I was just planning out my meals for tomorrow and saw that I was already over the sugar just from a tomato (5g) a cucumber (5g) and a granny smith apple (16g). So when I look at it that way, it does seem like the goal was way too restricting.
I changed my goal to 55g (1/3 of my carbs). Does this seem more reasonable?0 -
For me, blood sugar spikes were an issue. So I watch it no matter what the source. Sure, eating fruit is going to give you the vitamins and minerals... but sugar is sugar. Plain and simple. I don't think sugar necessarily hinders weight loss in the average person, it's about calories in vs. calories out. But if you notice irritability, moodiness, etc. and it's related to your sugar intake... that's really when you should be concerned about your sugar intake. Otherwise, don't obsess over sugar in a candy bar vs. sugar in a peach... complex carbs will allow for a slower release or whatever into the bloodstream, so that's another benefit, along with extra vitamins & minerals. Hope this makes sense.
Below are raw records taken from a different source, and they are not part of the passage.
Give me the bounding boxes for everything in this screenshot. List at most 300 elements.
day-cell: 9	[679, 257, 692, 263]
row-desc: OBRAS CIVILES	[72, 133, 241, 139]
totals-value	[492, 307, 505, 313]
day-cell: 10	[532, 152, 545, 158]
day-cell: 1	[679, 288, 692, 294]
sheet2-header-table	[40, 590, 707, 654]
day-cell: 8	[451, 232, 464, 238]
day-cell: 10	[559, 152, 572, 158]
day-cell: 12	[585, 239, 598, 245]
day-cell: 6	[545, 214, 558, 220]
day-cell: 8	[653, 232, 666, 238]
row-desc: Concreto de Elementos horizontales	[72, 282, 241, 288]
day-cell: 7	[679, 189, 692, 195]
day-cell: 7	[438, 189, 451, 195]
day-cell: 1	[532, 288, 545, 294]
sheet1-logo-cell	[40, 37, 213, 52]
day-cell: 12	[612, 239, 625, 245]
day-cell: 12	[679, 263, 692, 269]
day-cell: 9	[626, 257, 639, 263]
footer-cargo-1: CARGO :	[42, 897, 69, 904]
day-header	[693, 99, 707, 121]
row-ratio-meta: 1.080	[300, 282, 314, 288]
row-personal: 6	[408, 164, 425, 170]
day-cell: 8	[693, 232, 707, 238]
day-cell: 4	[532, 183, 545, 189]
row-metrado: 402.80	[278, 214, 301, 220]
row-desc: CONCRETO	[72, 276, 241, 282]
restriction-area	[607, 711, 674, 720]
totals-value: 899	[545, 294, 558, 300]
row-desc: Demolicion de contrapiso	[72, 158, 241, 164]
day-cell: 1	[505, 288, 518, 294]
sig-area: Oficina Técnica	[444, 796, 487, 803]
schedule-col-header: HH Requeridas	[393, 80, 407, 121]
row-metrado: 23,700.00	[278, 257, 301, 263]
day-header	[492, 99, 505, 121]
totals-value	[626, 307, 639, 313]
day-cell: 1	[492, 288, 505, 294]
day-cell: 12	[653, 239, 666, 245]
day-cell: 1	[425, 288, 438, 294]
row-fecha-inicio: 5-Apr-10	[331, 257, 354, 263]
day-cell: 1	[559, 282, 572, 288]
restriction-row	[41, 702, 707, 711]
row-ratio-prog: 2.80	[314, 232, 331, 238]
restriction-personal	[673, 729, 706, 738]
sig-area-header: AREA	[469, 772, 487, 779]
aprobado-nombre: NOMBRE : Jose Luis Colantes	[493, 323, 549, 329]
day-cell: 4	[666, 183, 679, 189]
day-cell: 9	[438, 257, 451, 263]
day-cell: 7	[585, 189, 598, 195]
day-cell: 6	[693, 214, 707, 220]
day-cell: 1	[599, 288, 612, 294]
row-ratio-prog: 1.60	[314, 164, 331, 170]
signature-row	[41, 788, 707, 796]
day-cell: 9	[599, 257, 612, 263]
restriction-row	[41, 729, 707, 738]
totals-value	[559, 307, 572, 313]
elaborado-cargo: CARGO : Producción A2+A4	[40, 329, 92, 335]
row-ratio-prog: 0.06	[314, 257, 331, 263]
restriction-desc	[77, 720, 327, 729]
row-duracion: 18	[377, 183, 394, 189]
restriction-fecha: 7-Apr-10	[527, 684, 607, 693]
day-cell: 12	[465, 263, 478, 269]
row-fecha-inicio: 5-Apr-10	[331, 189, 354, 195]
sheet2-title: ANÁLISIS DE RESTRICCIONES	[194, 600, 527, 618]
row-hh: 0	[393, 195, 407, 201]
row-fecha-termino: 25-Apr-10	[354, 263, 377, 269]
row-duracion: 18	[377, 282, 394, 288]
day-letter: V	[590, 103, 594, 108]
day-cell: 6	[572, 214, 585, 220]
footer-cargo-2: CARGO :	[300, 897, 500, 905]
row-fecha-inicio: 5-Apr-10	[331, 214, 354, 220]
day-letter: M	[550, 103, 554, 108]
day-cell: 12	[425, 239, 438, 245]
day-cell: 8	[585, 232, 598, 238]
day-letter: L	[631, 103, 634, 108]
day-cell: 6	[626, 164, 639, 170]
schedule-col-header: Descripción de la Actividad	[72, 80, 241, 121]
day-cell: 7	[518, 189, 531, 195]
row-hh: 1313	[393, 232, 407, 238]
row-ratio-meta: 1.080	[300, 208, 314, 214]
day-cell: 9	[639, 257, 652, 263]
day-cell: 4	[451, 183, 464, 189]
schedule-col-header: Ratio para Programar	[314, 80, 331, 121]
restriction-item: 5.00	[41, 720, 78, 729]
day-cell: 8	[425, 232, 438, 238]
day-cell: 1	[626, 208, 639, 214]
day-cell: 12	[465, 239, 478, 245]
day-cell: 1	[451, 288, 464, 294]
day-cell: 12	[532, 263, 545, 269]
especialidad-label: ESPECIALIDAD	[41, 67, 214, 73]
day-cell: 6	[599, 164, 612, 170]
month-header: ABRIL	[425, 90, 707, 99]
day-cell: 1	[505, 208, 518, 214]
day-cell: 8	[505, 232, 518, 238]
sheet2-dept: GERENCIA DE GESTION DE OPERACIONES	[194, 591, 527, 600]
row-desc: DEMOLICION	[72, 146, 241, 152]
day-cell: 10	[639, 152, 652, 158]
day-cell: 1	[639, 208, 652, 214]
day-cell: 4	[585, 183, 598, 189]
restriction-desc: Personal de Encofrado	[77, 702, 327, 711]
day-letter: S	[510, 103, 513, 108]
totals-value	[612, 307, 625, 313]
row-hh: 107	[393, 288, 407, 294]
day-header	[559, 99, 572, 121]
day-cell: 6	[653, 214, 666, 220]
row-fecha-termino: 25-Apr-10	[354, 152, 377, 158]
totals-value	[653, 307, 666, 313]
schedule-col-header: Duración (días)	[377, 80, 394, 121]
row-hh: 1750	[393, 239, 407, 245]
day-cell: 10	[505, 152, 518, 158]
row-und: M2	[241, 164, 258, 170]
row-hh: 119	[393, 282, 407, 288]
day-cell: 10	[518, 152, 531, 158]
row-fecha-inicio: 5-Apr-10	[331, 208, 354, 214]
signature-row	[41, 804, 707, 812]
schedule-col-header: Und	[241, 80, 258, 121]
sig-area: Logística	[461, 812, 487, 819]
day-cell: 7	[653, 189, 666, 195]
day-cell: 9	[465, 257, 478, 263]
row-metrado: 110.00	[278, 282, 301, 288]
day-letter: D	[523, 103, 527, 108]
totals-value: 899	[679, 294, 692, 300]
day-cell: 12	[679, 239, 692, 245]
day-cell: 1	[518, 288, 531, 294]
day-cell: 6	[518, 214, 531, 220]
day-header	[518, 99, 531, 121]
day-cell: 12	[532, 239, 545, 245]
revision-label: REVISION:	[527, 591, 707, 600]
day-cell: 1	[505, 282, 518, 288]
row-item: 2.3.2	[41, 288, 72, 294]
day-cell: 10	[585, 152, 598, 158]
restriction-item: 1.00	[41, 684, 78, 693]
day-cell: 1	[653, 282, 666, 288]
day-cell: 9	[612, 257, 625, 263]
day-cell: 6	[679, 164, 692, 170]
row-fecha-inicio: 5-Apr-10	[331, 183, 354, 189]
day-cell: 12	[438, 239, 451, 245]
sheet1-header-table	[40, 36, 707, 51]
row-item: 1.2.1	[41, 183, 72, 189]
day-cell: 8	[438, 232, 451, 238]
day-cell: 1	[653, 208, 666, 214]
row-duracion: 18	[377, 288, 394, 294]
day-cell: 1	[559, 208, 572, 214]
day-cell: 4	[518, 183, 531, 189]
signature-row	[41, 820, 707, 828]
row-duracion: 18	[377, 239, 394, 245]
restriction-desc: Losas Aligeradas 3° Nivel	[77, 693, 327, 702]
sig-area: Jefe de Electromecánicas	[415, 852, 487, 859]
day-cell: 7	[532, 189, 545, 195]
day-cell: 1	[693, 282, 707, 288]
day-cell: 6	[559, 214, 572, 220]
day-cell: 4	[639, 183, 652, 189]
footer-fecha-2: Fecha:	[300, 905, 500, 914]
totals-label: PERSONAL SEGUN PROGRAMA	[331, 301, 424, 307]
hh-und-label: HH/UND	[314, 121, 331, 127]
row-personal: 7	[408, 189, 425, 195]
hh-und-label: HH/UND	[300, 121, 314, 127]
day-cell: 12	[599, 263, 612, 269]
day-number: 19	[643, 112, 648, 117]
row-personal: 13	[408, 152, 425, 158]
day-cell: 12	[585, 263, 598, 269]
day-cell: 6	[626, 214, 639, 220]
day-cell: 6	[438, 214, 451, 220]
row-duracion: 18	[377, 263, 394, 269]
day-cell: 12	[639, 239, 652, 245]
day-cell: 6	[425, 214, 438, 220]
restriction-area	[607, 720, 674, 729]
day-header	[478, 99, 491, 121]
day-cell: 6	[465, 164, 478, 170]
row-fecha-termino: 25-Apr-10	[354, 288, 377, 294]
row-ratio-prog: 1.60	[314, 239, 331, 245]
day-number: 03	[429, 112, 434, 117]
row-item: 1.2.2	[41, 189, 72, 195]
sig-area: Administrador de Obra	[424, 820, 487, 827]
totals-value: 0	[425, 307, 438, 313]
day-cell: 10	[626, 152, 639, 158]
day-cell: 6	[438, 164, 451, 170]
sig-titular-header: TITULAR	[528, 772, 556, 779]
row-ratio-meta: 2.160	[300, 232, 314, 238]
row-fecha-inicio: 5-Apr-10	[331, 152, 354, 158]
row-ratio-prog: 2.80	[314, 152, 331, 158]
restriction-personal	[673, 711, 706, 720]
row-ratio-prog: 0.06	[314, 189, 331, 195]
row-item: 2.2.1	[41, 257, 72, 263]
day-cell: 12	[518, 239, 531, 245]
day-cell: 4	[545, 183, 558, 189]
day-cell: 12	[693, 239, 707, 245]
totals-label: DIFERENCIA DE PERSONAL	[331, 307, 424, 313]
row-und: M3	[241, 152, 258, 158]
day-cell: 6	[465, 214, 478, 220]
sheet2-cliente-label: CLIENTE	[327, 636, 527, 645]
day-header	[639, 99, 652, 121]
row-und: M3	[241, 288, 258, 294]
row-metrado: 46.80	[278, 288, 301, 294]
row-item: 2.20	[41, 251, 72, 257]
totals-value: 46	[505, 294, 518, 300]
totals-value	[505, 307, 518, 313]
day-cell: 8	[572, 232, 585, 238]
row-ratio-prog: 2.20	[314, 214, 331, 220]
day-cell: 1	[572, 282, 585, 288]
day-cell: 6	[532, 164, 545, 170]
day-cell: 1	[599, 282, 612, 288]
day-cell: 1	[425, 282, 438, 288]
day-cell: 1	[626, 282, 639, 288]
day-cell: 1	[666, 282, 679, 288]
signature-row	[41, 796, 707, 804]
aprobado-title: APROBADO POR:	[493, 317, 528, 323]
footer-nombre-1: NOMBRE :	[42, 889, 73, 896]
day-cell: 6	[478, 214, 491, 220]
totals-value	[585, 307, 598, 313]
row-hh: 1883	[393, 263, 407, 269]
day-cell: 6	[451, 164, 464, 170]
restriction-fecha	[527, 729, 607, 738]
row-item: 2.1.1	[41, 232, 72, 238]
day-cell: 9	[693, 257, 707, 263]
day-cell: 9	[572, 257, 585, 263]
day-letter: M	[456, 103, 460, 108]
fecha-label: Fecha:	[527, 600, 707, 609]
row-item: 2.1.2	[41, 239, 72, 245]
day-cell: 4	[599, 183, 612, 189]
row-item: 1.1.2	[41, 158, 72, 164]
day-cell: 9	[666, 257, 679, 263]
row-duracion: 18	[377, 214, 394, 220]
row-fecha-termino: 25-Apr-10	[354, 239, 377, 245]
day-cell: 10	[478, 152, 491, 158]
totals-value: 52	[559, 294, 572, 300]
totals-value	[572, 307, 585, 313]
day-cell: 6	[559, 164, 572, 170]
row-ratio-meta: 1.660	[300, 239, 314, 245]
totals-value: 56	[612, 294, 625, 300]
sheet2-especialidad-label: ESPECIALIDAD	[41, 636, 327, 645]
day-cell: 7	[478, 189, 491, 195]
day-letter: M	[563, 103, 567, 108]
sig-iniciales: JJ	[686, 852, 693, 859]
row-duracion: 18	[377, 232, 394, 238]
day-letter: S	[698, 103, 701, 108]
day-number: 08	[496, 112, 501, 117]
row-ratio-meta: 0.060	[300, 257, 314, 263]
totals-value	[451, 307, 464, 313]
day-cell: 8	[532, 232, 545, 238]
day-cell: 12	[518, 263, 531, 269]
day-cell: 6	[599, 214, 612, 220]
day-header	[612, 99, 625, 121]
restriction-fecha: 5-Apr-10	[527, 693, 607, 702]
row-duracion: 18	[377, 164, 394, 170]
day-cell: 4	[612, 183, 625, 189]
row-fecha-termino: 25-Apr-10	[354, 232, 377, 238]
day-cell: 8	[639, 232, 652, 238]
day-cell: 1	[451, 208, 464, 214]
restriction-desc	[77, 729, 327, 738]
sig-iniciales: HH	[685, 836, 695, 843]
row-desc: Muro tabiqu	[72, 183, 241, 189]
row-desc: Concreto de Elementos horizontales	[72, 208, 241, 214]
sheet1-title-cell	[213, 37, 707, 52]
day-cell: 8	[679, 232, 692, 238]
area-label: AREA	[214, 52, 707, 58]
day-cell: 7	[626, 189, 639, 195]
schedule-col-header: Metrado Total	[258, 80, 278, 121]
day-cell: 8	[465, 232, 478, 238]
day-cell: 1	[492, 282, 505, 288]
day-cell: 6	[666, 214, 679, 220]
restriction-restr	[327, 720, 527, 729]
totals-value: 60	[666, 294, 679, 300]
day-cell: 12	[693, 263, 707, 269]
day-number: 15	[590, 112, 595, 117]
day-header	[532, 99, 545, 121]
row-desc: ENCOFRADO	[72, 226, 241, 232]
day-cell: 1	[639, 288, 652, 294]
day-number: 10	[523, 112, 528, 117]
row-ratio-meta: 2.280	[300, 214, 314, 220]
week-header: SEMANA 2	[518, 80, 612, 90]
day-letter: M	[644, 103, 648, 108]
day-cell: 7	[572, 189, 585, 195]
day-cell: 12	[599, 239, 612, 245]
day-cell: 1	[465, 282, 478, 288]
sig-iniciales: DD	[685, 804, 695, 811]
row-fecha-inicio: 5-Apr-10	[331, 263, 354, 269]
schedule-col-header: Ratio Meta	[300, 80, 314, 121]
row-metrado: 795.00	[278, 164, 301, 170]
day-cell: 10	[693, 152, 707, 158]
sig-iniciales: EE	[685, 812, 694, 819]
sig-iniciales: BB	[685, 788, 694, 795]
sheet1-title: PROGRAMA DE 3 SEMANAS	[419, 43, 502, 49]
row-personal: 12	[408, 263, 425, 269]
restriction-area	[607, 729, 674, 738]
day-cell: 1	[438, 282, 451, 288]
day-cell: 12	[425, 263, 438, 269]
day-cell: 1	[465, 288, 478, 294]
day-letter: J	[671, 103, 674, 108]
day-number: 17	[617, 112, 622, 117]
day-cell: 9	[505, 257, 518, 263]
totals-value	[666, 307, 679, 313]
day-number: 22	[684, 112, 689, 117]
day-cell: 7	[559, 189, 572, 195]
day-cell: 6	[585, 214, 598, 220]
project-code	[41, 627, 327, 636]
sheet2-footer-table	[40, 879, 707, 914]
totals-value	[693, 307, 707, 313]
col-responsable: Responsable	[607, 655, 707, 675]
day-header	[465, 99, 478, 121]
When I first started MFP (under another name) I jumped all over the pop-tarts, ice-cream, sugar bandwagon because I was lifting weights, lol... and I did Intermittent Fasting as well. But what I didn't know and what no one seemed to tell me was that my extreme moodiness, irritability and even anger issues were arising from the blood sugar havoc I was causing by indulging mindlessly in all the sugar.